During the first plenary led by President Ali, several heads of state and government and other officials were invited to deliver interventions on the Global State of Biodiversity, highlighting key achievements, challenges and opportunities.
Barbados Prime, Minister Mia Mottley in her address at the summit said, “You cannot address the issues of saving the planet without addressing the issues of both climate and biodiversity and pollution at the same time.”
She underscored that those living the reality of environmental challenges must not only advocate strongly on the international stage, but act even more decisively at the local level. Mottley also highlighted a new initiative in collaboration with the Barbados Wetland Trust, through which they were able to resuscitate and reopen the Graham Hall Nature Sanctuary closed for nearly 20 years for the benefit of both birds and the people of Barbados. She disclosed that Barbados is working to restore its remaining wetlands, many of which have been destroyed, and is in the process of establishing two additional entities aimed at preserving biodiversity. “This will allow us to elevate the work that we must do to preserve our coastal areas. One from the erosion of sargassum, which is deadly on our eastern coast, but also from the natural erosion taking place as a result of agriculture run off and other factors,” the PM noted.
For his part, Iván Duque Márquez, former President of the Republic of Colombia, said, “The challenges we face are big, we have lost in the last five decades almost 70 per cent of the world’s wildlife.
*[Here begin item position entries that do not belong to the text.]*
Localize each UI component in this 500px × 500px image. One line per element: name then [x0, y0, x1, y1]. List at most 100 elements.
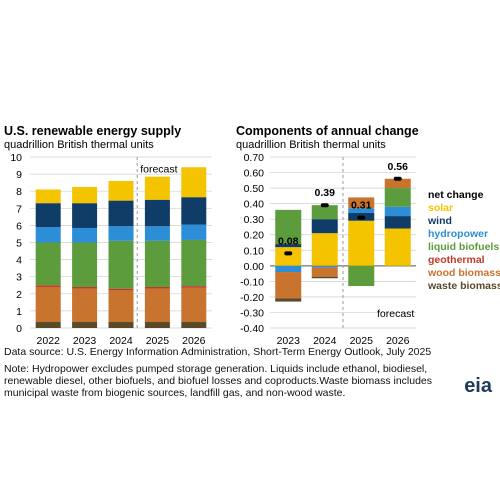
net-change-marker	[284, 251, 293, 256]
left-y-tick-label: 10	[10, 152, 22, 164]
legend-geothermal: geothermal	[428, 254, 485, 266]
left-bar-segment-hydropower	[108, 226, 134, 241]
right-x-tick-label: 2023	[277, 335, 301, 347]
left-bar-segment-wood_biomass	[144, 288, 170, 323]
data-source: Data source: U.S. Energy Information Adm…	[4, 346, 432, 358]
right-y-tick-label: 0.60	[244, 168, 265, 180]
left-forecast-label: forecast	[140, 163, 177, 175]
net-change-label: 0.39	[315, 187, 336, 199]
right-y-tick-label: 0.40	[244, 199, 265, 211]
left-bar-segment-waste_biomass	[72, 322, 98, 328]
right-bar-segment-waste_biomass	[275, 298, 302, 302]
net-change-label: 0.08	[278, 235, 299, 247]
net-change-label: 0.56	[388, 161, 409, 173]
legend-waste_biomass: waste biomass	[427, 280, 500, 292]
right-y-tick-label: 0.70	[244, 152, 265, 164]
net-change-label: 0.31	[351, 200, 372, 212]
left-bar-segment-geothermal	[72, 286, 98, 289]
left-bar-segment-geothermal	[181, 286, 207, 288]
left-bar-segment-wood_biomass	[35, 286, 61, 323]
right-bar-segment-wood_biomass	[348, 197, 375, 209]
left-bar-segment-wood_biomass	[181, 287, 207, 323]
left-y-tick-label: 8	[16, 186, 22, 198]
left-bar-segment-waste_biomass	[35, 322, 61, 328]
left-bar-segment-solar	[108, 180, 134, 201]
note-line-1: Note: Hydropower excludes pumped storage…	[4, 363, 428, 375]
left-bar-segment-wind	[144, 199, 170, 227]
left-bar-segment-solar	[144, 176, 170, 200]
left-bar-segment-hydropower	[181, 224, 207, 240]
right-y-tick-label: -0.20	[240, 292, 264, 304]
left-bar-segment-hydropower	[144, 226, 170, 241]
net-change-marker	[393, 176, 402, 181]
net-change-marker	[320, 203, 329, 208]
left-chart-title: U.S. renewable energy supply	[4, 124, 182, 138]
right-y-tick-label: 0.20	[244, 230, 265, 242]
right-bar-segment-liquid_biofuels	[348, 265, 375, 287]
eia-logo: eia	[464, 375, 492, 397]
left-bar-segment-hydropower	[72, 227, 98, 243]
right-x-tick-label: 2024	[313, 335, 337, 347]
left-y-tick-label: 5	[16, 238, 22, 250]
left-y-tick-label: 7	[16, 203, 22, 215]
left-bar-segment-solar	[35, 189, 61, 204]
legend-wood_biomass: wood biomass	[427, 267, 500, 279]
left-y-tick-label: 2	[16, 289, 22, 301]
left-bar-segment-wood_biomass	[72, 288, 98, 323]
left-x-tick-label: 2025	[146, 335, 170, 347]
left-bar-segment-geothermal	[144, 286, 170, 289]
left-bar-segment-waste_biomass	[144, 322, 170, 328]
right-bar-segment-wind	[384, 216, 411, 229]
left-y-tick-label: 1	[16, 306, 22, 318]
left-bar-segment-wind	[35, 203, 61, 228]
right-bar-segment-liquid_biofuels	[311, 205, 338, 220]
legend-net_change: net change	[428, 189, 484, 201]
right-bar-segment-hydropower	[311, 265, 338, 268]
right-bar-segment-waste_biomass	[311, 276, 338, 279]
left-bar-segment-wind	[108, 200, 134, 227]
right-x-tick-label: 2026	[386, 335, 410, 347]
note-line-2: renewable diesel, other biofuels, and bi…	[4, 375, 433, 387]
right-bar-segment-wind	[311, 219, 338, 234]
left-y-tick-label: 4	[16, 255, 22, 267]
left-bar-segment-liquid_biofuels	[72, 242, 98, 287]
right-bar-segment-hydropower	[275, 265, 302, 273]
right-y-tick-label: -0.30	[240, 307, 264, 319]
left-y-tick-label: 3	[16, 272, 22, 284]
left-x-tick-label: 2026	[182, 335, 206, 347]
right-chart-title: Components of annual change	[236, 124, 419, 138]
left-y-tick-label: 0	[16, 323, 22, 335]
left-bar-segment-liquid_biofuels	[181, 239, 207, 287]
left-y-tick-label: 9	[16, 169, 22, 181]
right-y-tick-label: 0.30	[244, 214, 265, 226]
left-bar-segment-liquid_biofuels	[144, 240, 170, 287]
right-bar-segment-wood_biomass	[311, 267, 338, 277]
right-bar-segment-hydropower	[384, 206, 411, 217]
note-line-3: municipal waste from biogenic sources, l…	[4, 387, 346, 399]
left-x-tick-label: 2023	[73, 335, 97, 347]
left-bar-segment-wood_biomass	[108, 290, 134, 323]
right-forecast-label: forecast	[377, 308, 414, 320]
net-change-marker	[357, 215, 366, 220]
right-bar-segment-liquid_biofuels	[384, 188, 411, 207]
left-bar-segment-geothermal	[35, 285, 61, 287]
left-bar-segment-liquid_biofuels	[108, 240, 134, 289]
right-bar-segment-solar	[275, 247, 302, 266]
right-bar-segment-liquid_biofuels	[275, 209, 302, 245]
left-bar-segment-waste_biomass	[181, 322, 207, 328]
right-bar-segment-solar	[348, 220, 375, 266]
left-chart-subtitle: quadrillion British thermal units	[4, 139, 154, 151]
right-bar-segment-wind	[275, 244, 302, 248]
right-bar-segment-wood_biomass	[384, 178, 411, 189]
legend-wind: wind	[427, 215, 452, 227]
right-y-tick-label: 0.00	[244, 261, 265, 273]
left-bar-segment-geothermal	[108, 288, 134, 291]
left-bar-segment-waste_biomass	[108, 322, 134, 328]
left-y-tick-label: 6	[16, 220, 22, 232]
left-x-tick-label: 2022	[37, 335, 61, 347]
legend-hydropower: hydropower	[428, 228, 488, 240]
right-bar-segment-solar	[384, 228, 411, 266]
left-bar-segment-hydropower	[35, 227, 61, 243]
right-bar-segment-solar	[311, 233, 338, 266]
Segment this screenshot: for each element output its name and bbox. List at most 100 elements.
We have seen that land degradation, and also negative use of land, has become the second largest source of greenhouse gasses emissions, and we know that if we don’t act promptly and with the right instruments, we are going to see most of our ecosystems suffer like no other time before.”
The former president said that he was confident the Global Biodiversity Alliance will introduce practical elements for action, which involve market-driven, nature-based solutions. He further underscored that the world is facing an enormous amount of debt.
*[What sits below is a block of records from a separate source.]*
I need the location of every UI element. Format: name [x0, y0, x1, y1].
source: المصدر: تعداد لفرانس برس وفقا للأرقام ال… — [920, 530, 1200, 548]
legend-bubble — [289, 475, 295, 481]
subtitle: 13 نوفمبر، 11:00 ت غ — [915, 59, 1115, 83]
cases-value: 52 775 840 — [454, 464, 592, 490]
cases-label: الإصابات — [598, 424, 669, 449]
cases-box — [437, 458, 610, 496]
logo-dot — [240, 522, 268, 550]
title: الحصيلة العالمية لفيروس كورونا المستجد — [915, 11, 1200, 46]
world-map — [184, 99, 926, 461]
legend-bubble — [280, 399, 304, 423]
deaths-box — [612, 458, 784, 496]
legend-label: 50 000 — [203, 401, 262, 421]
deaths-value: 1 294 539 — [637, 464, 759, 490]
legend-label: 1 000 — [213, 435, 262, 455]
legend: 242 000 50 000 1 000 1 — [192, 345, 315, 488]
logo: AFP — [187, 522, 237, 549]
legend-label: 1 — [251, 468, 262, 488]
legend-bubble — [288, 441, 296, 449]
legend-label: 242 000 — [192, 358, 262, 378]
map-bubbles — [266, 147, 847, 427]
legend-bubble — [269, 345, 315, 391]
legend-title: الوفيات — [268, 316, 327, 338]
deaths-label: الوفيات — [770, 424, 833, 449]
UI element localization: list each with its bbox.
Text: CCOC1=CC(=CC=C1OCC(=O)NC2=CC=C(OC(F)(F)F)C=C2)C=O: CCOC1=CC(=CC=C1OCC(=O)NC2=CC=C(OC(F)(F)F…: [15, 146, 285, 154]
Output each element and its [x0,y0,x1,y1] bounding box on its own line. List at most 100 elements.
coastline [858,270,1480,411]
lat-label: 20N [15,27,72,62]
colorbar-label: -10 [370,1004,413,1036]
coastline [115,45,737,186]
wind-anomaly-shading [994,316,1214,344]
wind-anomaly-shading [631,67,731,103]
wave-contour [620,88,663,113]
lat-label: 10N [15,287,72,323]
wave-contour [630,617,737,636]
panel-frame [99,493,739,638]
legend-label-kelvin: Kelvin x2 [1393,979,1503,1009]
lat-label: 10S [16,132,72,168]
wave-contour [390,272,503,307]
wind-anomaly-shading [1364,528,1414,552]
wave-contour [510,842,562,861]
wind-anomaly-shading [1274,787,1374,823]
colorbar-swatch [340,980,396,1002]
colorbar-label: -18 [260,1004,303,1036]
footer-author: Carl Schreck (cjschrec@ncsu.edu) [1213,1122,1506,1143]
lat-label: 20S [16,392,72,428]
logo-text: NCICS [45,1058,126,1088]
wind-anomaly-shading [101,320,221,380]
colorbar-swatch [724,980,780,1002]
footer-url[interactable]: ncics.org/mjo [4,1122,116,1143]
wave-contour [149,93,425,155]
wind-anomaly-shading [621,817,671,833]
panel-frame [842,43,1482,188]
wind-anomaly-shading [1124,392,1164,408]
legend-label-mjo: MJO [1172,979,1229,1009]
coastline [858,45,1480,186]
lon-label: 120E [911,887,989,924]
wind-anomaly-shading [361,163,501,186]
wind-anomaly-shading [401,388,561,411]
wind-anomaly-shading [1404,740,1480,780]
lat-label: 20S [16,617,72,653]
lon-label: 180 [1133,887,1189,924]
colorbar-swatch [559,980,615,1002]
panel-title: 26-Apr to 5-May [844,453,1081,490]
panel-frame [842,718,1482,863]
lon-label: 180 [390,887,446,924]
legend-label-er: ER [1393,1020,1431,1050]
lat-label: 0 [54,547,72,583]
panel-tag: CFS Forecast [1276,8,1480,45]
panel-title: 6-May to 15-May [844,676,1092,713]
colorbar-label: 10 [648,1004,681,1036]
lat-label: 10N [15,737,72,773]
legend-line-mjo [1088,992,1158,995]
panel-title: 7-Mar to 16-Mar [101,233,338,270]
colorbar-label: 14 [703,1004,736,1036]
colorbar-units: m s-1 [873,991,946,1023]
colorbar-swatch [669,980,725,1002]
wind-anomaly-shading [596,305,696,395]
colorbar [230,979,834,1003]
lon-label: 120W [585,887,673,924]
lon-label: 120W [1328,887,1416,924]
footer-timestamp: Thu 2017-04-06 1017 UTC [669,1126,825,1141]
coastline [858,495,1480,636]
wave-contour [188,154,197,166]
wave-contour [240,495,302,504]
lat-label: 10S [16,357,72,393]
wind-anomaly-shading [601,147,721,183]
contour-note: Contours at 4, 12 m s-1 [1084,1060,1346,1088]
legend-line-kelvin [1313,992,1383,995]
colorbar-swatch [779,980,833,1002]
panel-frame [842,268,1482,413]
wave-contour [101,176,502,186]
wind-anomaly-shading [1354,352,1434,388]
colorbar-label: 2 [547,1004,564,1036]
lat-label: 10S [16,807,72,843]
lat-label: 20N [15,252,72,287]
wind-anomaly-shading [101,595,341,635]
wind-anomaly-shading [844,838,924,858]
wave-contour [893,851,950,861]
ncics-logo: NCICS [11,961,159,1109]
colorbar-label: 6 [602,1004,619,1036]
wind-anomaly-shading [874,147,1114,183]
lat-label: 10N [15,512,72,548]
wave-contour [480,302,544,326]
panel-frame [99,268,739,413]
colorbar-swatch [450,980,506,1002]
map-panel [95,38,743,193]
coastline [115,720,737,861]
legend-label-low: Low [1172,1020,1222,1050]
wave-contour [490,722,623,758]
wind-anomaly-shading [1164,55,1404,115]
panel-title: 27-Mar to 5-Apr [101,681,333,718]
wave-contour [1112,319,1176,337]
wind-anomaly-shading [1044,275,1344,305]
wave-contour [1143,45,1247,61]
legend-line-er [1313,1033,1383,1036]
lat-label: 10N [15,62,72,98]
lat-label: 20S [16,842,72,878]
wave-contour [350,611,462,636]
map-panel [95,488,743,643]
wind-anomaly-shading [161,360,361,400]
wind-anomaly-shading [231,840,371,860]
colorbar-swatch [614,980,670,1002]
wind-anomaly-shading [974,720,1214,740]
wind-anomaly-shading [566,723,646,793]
He further outlined the need to define that protecting biodiversity is linked with food security, natural security, and safeguarding global supply chains. He said too that there is a need to create elements that avoid further degradation of ecosystems.
“We are in an Amazon country, and the Amazon has lost in the last four decades the equivalent of France and Germany together inland. And people may believe that stopping that level of deforestation seems impossible. Well, the response is no, because we’re in a country like Guyana, that has been able to keep 95 per cent of its territory in tropical jungle successfully,” he outlined.
Additionally, María José Pinto, the Vice President of the Republic of Ecuador, said her country is one of the most biodiverse countries on earth. “But we know that biodiversity is not only counted in species, it is measured in well-being of people in the health of our ecosystems and the opportunities we create for those who come after us,” she noted.
Outlining Ecuador’s vision for biodiversity, she said it drives equity, well-being, and innovation and brings conservation and economic transformation together by placing both people and nature at the heart of development. “Ecuador calls on the global community and especially the financial, technological and political leaders gathered here to recognise a fundamental truth. Biodiversity is not just a global responsibility, it is a global opportunity,” she added.
She made a call for the expansion of innovative mechanisms through debt-for-nature swaps, including legal frameworks, and platforms for climate and biodiversity finance that reach local actors.